Q.O: L'Algérie, au sortir de la tragédie des années 1990, qui l'a profondément meurtrie, a tenté de mettre au premier plan, un «Islam des zaouias» dans le but de contrer le fondamentalisme religieux. Quelles seraient, selon vous, les conditions indispensables pour voir éclore un «Islam des lumières» en Algérie et au Maghreb ?

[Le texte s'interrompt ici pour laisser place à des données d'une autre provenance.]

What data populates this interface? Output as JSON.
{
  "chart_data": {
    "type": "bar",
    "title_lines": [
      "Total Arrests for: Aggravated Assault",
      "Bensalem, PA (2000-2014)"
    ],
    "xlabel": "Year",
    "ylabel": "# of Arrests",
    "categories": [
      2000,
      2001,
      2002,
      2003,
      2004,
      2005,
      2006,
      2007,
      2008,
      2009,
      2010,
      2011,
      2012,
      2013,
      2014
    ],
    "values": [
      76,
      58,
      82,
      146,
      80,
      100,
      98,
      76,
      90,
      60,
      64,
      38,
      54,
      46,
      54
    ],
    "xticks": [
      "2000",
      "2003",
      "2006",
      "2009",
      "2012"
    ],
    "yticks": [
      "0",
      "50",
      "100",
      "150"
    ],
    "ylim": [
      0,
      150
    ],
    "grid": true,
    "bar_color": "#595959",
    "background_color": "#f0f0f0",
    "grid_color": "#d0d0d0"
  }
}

G. B: Au-delà de la formule qui commence à être galvaudée, les conditions pour l'éclosion d'un «Islam des lumières» sont toujours celles-là mêmes qui ont permis à d'autres traditions religieuses de sortir de l'ornière. D'abord, et nous l'avons vu dans la question précédente, «déjuridiciser» les textes sacrés. Ensuite, renouer avec l'humanisme d'expression arabe en contextes islamiques, qui a été totalement oublié, oblitéré, occulté, ignoré, effacé des mémoires, insoupçonné. Avoir le souci de l'homme et prendre en charge la question éthique et la préoccupation de la personne humaine. Enfin, donner toute son importance à l'éducation, à l'instruction, à l'acquisition du savoir, à la connaissance, à la science et à l'ouverture sur le monde. Elever les générations dans le respect de l'altérité notamment confessionnelle et de genre. Avoir une inclination aux valeurs esthétiques. Aimer le beau. Etre sensible aux beaux-arts, aux belles-lettres, à la poésie et à la musique. Elever l'âme et flatter les sens. Retrouver le goût du raffinement, de l'émerveillement, du plaisir et de la grâce. C'est un vaste programme qui va depuis la propreté et l'hygiène jusqu'à la courtoisie, à l'élégance et au caractère affable avec des propos amènes. C'est un enjeu de civilisation en somme avec des valeurs spirituelles authentiques.